第3話

 その姿は、満月 玲にとっての理想だった。 

 天真爛漫、天衣無縫を体現するその生き方に強く憧れた。

 元々、病弱で臆病な性格だったこともあり他の同年代の子供たちに上手く馴染むことが出来ず、いつも教室の隅で一人静かに本を読んでいるような、何処にでもいる暗い子供だった。

 だが異国の血を半分引く玲の容姿は、本人の望む望まぬに関わらず周囲の注目を集めやすい。それがまだ年端もゆかぬ子供であれば尚のこと。女子生徒の多くからは好意と羨望を、男子生徒からは嫉妬と畏怖の混在した感情が無遠慮に向けられた。

 元より一人を好む性格ゆえ、それらの視線は玲にとっては耐え難いほどの苦痛でしかなかった。女子生徒数名から好意を寄せられたこともある。

当然、断った。すると瞬く間にその噂はクラス中に知れ渡り、男性生徒からは調子に乗っているという理由で、理不尽な暴力に晒された。

 そんな毎日に嫌気がさし、自然と足は学校から遠ざかり、自宅での個人学習が増えていった。

 その事に不満があったわけではない。見ず知らずの他人が数十人、狭い一室に閉じ込められた動物園同然の場所と比べれば自宅で独り静かに本を読み、勉強することは過ごしやすかった。何より生まれ持った、この銀色の髪を隠す必要もない。

 それでも時折、誰かとの繋がりが欲しくなる。

 そんな時は決まって近くの公園に足を運び、ベンチに腰掛け、無邪気にはしゃぐ子供たちをボンヤリと眺めていた。時折、クラスメイトだった数人の姿も見かけたが、誰一人として声を掛けてくる者はいなかった。

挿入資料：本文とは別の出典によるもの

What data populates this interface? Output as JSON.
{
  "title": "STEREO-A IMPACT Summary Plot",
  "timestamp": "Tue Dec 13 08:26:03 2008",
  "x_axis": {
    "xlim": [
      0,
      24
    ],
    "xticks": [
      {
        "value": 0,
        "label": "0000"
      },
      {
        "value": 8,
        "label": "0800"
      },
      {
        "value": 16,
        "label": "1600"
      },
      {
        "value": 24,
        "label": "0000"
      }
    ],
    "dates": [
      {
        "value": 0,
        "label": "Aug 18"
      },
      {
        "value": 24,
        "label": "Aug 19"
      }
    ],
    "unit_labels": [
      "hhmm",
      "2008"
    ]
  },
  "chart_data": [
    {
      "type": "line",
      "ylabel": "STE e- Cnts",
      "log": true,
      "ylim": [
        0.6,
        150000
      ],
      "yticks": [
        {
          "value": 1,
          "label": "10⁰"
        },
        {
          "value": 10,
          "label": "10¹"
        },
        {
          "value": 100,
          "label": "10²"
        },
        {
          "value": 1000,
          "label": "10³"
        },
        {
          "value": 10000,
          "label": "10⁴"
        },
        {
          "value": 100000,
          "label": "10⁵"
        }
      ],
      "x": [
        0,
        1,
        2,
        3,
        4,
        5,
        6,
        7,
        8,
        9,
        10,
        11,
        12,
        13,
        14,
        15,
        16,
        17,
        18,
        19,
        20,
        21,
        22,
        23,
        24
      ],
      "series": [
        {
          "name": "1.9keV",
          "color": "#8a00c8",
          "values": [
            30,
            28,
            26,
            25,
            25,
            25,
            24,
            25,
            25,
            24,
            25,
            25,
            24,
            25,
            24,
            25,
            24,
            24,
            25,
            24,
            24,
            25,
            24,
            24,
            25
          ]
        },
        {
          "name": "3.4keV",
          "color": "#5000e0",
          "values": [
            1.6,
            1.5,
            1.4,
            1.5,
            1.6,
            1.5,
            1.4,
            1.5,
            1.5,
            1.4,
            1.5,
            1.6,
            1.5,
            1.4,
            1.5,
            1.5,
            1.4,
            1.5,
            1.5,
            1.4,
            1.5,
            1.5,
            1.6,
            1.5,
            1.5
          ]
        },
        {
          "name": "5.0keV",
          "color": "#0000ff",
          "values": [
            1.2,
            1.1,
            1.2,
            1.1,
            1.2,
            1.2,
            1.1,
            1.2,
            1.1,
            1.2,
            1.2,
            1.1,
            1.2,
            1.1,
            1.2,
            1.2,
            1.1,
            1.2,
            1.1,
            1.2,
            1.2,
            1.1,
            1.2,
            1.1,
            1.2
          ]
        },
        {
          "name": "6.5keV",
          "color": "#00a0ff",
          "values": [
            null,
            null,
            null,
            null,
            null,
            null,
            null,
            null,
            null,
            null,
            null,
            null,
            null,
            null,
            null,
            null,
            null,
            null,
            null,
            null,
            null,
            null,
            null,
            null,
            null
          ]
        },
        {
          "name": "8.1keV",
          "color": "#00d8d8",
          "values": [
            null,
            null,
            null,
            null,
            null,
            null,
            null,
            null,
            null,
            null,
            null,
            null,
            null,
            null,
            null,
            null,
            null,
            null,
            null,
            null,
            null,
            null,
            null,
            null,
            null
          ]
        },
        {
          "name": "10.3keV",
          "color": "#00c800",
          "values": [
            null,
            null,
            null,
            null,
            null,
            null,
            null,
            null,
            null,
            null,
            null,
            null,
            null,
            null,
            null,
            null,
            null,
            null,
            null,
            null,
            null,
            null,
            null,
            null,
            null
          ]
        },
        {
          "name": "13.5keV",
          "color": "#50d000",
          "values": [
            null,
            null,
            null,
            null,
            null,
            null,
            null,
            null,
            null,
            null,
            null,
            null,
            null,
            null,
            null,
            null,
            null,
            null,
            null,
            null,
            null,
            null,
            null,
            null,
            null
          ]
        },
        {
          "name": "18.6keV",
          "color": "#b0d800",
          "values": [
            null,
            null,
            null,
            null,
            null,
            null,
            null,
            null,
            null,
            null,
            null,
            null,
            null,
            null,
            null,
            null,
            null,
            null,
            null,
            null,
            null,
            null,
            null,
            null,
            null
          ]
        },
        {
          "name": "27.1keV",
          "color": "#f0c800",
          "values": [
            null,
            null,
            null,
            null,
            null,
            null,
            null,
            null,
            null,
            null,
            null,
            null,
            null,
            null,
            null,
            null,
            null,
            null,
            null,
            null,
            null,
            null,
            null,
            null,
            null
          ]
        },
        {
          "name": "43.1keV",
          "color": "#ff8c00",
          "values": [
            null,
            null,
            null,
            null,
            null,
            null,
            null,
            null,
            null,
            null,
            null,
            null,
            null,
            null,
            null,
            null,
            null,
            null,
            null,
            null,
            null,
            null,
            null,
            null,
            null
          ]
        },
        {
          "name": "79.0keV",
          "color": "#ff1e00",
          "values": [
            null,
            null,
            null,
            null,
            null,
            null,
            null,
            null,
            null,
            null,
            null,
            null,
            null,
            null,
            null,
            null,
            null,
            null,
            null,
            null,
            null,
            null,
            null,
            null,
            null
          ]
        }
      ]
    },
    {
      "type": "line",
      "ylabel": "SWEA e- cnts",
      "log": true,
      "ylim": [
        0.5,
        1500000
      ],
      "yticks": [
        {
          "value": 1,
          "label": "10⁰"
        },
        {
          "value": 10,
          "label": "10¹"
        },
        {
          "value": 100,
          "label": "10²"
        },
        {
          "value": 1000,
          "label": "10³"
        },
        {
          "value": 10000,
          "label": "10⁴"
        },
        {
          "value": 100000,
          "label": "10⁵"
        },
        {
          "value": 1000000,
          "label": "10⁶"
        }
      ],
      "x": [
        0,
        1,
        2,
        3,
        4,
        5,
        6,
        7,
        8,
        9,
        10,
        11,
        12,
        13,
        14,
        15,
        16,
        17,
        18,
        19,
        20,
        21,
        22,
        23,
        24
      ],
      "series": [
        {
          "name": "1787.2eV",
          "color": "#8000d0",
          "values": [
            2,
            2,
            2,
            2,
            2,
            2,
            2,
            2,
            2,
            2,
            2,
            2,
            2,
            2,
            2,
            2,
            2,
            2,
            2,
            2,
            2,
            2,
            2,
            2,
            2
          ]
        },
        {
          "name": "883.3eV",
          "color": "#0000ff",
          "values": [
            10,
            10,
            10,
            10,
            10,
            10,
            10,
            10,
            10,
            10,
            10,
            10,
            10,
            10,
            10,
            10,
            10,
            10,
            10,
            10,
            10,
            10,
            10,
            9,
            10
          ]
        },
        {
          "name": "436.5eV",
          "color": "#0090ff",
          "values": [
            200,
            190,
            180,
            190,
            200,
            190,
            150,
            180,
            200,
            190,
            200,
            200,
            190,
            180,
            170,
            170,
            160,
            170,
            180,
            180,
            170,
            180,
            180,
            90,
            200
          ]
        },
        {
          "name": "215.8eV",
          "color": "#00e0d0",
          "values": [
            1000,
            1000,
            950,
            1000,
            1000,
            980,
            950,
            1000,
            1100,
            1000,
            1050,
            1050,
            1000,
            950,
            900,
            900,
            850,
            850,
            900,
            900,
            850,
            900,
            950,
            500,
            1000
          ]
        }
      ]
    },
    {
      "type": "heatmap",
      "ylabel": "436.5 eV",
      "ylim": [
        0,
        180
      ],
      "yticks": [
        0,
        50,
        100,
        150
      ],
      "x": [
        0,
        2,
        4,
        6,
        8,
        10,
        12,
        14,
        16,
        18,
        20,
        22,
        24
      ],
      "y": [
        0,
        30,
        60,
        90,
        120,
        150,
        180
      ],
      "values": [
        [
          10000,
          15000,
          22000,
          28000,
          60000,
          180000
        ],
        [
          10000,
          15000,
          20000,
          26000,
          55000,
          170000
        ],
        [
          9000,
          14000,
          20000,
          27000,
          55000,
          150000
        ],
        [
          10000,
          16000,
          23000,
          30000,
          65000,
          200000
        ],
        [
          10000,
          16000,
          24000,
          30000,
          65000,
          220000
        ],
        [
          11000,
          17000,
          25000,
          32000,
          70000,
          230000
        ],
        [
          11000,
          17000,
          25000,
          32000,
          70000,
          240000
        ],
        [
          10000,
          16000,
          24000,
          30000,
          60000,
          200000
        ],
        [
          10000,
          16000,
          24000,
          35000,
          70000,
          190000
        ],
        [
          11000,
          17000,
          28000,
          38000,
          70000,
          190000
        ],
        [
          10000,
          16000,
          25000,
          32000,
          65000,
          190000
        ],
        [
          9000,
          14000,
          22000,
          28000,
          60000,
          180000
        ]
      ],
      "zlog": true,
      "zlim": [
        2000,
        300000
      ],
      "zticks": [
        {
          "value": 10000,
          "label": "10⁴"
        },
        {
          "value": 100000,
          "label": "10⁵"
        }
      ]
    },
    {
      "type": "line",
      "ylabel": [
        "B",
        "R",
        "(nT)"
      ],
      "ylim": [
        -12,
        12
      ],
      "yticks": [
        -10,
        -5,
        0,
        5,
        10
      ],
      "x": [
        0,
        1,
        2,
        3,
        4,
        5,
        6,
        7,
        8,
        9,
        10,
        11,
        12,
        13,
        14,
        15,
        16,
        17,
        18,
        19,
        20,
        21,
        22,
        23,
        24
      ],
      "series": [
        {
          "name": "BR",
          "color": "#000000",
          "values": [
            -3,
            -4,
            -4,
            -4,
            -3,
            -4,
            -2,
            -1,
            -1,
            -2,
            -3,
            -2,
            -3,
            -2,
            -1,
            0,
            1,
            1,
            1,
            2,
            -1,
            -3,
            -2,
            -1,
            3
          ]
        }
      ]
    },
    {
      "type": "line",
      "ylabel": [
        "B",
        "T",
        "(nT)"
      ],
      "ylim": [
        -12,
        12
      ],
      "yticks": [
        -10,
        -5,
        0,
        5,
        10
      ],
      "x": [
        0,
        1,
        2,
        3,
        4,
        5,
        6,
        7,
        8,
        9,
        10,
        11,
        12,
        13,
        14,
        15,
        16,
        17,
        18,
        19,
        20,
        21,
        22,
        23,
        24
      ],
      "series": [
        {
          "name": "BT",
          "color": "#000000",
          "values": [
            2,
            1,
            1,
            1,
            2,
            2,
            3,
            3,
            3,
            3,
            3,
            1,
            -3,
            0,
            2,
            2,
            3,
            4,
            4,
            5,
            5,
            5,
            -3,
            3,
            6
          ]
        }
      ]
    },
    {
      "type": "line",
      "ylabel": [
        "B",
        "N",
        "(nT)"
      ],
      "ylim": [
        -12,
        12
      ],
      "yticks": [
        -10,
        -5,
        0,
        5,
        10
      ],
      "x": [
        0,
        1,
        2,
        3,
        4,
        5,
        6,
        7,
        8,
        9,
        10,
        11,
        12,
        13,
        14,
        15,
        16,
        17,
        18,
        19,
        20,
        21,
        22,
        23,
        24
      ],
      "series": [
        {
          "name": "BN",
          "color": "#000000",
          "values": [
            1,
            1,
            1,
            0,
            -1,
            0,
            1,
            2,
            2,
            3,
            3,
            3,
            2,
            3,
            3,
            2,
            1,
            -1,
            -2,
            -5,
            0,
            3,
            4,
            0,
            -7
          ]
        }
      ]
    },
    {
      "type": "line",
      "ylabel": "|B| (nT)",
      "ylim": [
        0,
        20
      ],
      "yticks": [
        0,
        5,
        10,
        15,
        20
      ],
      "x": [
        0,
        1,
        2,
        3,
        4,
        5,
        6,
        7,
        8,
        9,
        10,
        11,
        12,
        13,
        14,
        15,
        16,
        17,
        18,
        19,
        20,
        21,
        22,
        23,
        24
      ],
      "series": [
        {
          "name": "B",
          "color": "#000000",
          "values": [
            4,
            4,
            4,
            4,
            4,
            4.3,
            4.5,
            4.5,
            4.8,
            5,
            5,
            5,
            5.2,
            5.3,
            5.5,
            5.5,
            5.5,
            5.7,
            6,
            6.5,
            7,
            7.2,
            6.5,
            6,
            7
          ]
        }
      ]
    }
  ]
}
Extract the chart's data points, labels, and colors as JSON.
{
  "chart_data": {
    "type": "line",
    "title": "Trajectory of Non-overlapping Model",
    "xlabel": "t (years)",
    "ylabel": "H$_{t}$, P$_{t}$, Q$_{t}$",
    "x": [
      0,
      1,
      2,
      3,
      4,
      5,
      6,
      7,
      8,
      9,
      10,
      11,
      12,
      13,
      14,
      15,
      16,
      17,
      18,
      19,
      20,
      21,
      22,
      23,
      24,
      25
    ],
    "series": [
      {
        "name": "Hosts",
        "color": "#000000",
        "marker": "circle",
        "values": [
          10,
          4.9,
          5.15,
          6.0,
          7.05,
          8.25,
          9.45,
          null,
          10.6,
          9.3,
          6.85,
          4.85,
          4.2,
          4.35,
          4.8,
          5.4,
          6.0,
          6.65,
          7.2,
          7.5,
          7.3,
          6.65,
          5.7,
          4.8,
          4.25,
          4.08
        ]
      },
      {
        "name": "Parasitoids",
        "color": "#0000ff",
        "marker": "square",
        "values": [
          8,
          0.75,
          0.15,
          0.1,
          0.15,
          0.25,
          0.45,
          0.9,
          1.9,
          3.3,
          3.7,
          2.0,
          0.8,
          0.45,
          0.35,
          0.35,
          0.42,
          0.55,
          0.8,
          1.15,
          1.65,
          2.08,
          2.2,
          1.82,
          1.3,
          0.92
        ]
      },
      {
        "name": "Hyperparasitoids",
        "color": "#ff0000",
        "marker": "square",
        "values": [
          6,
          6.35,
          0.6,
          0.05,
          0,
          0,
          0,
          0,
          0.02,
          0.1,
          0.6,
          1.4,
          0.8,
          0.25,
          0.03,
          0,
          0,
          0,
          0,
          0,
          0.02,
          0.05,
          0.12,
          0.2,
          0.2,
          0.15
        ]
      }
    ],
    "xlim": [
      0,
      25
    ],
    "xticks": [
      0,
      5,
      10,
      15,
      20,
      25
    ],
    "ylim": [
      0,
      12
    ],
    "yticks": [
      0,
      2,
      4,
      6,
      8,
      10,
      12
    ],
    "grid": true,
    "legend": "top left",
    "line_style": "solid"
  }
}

 自分はこのまま、誰との繋がりも持たずに消えていくだけの存在なのだ。

 そんな自虐を考えていた時、不意に声を掛けてくる者がいた。

 艶のある濡羽色の髪は長く、頭の後ろで紅い簪で結われている。季節は十一月だというのに着衣は半袖短パンと夏仕様。スラリとした鼻梁に切れ長の瞳、おそらくは同年代の少女なのだろう。だが顔や手、肘や脛といたる所に張られた絆創膏が、少女というよりも喧嘩っ早いガキ大将といったイメージを思わせる。 

 少女はジロジロと無遠慮な視線を向けてくると。

 「なぁ、お前、よくここに一人でいるよな?」

 全くの初対面ながら、少女に臆した様子はない。

 これまで玲と初めて会った人たちは、皆一様に日本人離れした銀髪に眼を奪われるのだが、少女はその事には一切触れず、あくまでも『満月 玲』だけを凝視していた。

 「別に、いつも一人ってわけじゃ‥‥‥」

 普段と異なる展開に気後れしてしまい、思わずつまらない嘘をついてしまう。

 「ふーん、そっかぁー‥‥‥」

 少女は興味なさげに頷くと踵を返し、そのまま走り去ってしまう。

 突然のことに呆気に取られ、気が付けば右手は虚空へ伸びていた。

 そのことを認め、もう一方の手でおずおずと突き出した腕の手首を掴む。

 行方を眩ませた少女を追って辺りに視線を這わせるが、少女の姿はもうどこにもなかった。

 ゆっくりと視線を落とし、足元に降り積もった枯葉を眺めていると、その上にポツポツと雫が滴り落ちた。それが自分の頬を流れ落ちる涙だと気づくのに、そう時間はかからなかった。

 「あれ? なんで泣いて‥‥‥」

 クラスメイトからの暴力や暴言、差別的な態度に晒らされても決して流すことのなかった涙が、どうして流れるのか。その理由が解らなかった。きつく噛みしめた唇の隙間から声のない嗚咽が漏れる。手の甲で目元を何度も拭うが、一度溢れ出した涙がとまる気配はない。

 「うあっ! ‥‥‥な、何で泣いてんの、お前?」

 おずおずと顔を上げると、先程の少女が引き攣った顔でコチラを見つめていた。

 「な、何で?」

「いや、コレ渡そうと思ってさ」

 そう言って少女が渡してきたのは、一本の竹刀だった。

 「なに、これ?」

 「何って竹刀だよ。見れば分かるだろ」

 「いや‥‥‥、そうじゃなくて‥‥‥」

 「ああ、もうメンドクセェー!」

 半ば無理やり竹刀を渡され唖然とする玲の腕を掴み、少女はそのままズカズカと大股で歩き始めた。突然のことに更に困惑を強め、溜まらず少女に訊ねる。

 「ねぇ、ちょっと何所に連れて行くつもり⁉」

 「いいから黙ってついてこい。面白い場所に連れて行ってやるからよ」

 「面白い場所?」

 「ああ、世界一面白い所だ」

 そう言って連れてこられたのは周囲を長屋門に囲まれ武家屋敷然とした屋敷。その庭先を抜けた先にある剣道道場だった。竹刀を渡された時点である程度予想はしていたが、実際に足を踏み入れると、其処はまさしく未知の世界であった。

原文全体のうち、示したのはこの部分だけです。